Elle passe l'hiver à Marseille, et chaque jour on lui fait faire un petit tour dans les rues,
où la foule l'applaudit.
Il est décidé de commencer le voyage à pied sur Paris le 20 mai 1827 pour rejoindre
le Jardin du Roi .
Détail cocasse, comme il pleut, elle est revêtue d'un ciré 2 pièces en toile gommée,
avec capuche, sur lequel sont brodées les armoiries royales.
Elle est nommée ZARAFA et partout sur son passage elle déclenche l'ébahissement
et l'enthousiasme des populations.
On décide de lui faire prendre un peu de repos à Lyon;
Pendant ce temps à Paris qui l'attend avec impatience, le motif girafe inspire les couturiers.
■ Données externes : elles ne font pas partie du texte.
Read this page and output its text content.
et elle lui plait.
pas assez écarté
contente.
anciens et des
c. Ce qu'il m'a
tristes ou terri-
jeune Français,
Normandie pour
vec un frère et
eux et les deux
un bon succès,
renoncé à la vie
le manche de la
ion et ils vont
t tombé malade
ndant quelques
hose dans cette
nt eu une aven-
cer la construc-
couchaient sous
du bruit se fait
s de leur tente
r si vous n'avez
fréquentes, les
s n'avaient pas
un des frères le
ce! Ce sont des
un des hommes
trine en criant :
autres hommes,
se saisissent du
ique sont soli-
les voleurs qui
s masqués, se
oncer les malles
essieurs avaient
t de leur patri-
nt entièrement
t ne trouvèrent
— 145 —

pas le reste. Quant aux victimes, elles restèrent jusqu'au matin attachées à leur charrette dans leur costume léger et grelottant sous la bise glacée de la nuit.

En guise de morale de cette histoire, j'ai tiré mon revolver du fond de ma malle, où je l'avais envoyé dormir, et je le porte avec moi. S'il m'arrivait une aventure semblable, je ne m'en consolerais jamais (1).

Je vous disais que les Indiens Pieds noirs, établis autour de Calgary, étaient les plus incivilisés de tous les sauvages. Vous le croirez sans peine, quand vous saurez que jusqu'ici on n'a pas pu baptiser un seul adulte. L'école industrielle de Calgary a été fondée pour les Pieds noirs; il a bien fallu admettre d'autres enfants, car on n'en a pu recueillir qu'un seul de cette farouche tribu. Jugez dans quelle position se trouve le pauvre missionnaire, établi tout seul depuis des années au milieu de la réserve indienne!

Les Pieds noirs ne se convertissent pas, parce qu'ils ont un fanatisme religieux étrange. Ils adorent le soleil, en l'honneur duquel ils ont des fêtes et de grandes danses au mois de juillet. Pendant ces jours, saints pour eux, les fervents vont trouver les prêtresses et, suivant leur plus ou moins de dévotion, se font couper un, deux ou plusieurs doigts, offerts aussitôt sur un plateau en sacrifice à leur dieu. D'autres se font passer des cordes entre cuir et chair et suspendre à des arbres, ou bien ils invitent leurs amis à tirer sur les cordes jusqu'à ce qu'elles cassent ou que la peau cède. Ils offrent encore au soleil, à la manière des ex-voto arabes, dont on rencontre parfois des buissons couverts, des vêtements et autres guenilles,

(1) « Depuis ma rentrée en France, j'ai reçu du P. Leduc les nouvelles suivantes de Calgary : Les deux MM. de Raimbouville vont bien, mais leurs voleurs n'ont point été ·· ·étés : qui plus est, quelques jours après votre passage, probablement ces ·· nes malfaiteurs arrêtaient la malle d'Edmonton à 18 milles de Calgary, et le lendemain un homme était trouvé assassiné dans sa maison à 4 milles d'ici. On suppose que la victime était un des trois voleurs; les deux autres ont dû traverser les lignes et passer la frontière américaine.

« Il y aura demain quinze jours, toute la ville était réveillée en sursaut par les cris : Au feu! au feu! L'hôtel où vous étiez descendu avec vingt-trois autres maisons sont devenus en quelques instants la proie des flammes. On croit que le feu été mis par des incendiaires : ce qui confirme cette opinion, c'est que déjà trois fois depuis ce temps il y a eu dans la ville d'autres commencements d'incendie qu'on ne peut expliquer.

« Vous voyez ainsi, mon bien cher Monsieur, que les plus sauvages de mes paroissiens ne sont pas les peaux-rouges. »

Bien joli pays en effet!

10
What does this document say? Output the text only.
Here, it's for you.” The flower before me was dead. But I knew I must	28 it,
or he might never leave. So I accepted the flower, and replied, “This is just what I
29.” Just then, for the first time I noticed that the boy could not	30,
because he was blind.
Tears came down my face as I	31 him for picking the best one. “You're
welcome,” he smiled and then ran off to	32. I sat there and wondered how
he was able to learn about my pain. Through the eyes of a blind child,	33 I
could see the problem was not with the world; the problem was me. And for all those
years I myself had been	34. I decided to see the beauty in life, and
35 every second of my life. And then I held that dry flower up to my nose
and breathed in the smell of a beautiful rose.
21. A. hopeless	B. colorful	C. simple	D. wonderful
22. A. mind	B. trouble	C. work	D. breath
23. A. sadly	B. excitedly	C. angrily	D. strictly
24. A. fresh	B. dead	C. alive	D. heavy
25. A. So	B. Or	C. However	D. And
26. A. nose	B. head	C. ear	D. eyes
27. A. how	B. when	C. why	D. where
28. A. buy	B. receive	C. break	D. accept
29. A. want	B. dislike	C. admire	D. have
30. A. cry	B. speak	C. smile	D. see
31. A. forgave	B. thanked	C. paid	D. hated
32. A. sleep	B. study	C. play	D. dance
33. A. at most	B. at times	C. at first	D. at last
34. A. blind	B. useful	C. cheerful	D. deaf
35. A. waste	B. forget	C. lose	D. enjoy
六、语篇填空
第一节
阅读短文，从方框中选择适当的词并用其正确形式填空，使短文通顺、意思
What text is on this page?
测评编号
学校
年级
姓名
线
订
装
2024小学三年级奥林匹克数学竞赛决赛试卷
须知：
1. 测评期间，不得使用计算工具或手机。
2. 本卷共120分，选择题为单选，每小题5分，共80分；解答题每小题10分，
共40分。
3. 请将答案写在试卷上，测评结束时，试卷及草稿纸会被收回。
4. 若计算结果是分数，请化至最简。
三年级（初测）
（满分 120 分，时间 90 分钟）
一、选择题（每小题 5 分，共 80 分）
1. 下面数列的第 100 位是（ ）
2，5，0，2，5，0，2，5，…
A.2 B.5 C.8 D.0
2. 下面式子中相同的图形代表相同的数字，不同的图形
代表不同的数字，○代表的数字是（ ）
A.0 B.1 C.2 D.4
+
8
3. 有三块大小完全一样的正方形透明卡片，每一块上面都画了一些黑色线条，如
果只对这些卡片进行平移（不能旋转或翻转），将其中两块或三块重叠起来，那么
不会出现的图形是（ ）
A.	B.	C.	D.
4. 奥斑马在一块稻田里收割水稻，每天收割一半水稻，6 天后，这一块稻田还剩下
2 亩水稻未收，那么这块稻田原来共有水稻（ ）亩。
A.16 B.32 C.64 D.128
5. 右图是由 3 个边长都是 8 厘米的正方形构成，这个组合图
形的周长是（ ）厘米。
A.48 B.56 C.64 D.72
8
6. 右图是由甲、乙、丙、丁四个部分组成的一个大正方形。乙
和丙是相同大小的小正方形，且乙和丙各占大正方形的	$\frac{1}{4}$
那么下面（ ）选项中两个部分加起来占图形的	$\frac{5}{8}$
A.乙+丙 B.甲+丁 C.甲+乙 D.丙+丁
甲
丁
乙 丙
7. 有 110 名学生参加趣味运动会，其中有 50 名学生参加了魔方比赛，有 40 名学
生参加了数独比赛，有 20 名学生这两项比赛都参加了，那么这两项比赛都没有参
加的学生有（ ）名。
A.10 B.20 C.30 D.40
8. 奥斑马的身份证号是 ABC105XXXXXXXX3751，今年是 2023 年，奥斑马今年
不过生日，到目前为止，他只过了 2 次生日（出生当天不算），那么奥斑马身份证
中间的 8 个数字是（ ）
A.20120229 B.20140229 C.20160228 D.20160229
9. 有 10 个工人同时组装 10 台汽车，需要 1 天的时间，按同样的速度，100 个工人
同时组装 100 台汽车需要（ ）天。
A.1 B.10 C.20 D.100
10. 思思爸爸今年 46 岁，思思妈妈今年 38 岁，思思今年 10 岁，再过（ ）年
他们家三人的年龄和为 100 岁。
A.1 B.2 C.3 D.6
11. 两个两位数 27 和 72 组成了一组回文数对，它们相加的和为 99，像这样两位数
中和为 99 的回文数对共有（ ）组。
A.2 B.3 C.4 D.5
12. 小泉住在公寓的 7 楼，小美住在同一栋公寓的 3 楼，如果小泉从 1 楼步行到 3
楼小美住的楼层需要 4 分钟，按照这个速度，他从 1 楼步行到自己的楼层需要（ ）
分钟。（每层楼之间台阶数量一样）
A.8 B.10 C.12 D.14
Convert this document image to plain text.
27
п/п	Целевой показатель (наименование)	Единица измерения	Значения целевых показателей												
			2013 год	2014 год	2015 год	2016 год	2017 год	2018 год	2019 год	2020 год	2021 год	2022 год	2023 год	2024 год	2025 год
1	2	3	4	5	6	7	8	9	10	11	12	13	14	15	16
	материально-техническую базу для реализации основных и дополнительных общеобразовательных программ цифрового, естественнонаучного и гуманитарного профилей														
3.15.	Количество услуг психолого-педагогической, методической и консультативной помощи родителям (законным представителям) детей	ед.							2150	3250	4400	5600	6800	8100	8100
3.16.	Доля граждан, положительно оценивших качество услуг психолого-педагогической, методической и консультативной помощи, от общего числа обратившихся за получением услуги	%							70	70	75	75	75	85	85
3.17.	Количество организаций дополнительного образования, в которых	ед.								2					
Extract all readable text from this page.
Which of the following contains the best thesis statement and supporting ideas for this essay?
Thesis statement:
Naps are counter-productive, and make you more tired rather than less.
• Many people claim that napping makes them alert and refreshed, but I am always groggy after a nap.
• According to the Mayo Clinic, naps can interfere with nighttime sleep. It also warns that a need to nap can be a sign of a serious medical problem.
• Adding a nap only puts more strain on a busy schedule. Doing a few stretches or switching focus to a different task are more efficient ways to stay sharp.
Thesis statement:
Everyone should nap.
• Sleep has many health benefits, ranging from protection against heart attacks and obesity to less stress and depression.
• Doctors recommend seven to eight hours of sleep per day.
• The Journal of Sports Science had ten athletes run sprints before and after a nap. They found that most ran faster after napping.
Zarafa fait son entrée à Paris le 30 juin 1827, soit plus de 800 km, où elle est installée
dans la rotonde du Jardin du Roi.
Entre les mois de juillet et de septembre de cette même année, 600 000 visiteurs
viennent la voir;
Ce fort engouement persiste pendant 3 ans.
Elle fut bientôt rejointe par deux autres girafes.
Zarafa est morte en 1845 à l'âge de 20 ans.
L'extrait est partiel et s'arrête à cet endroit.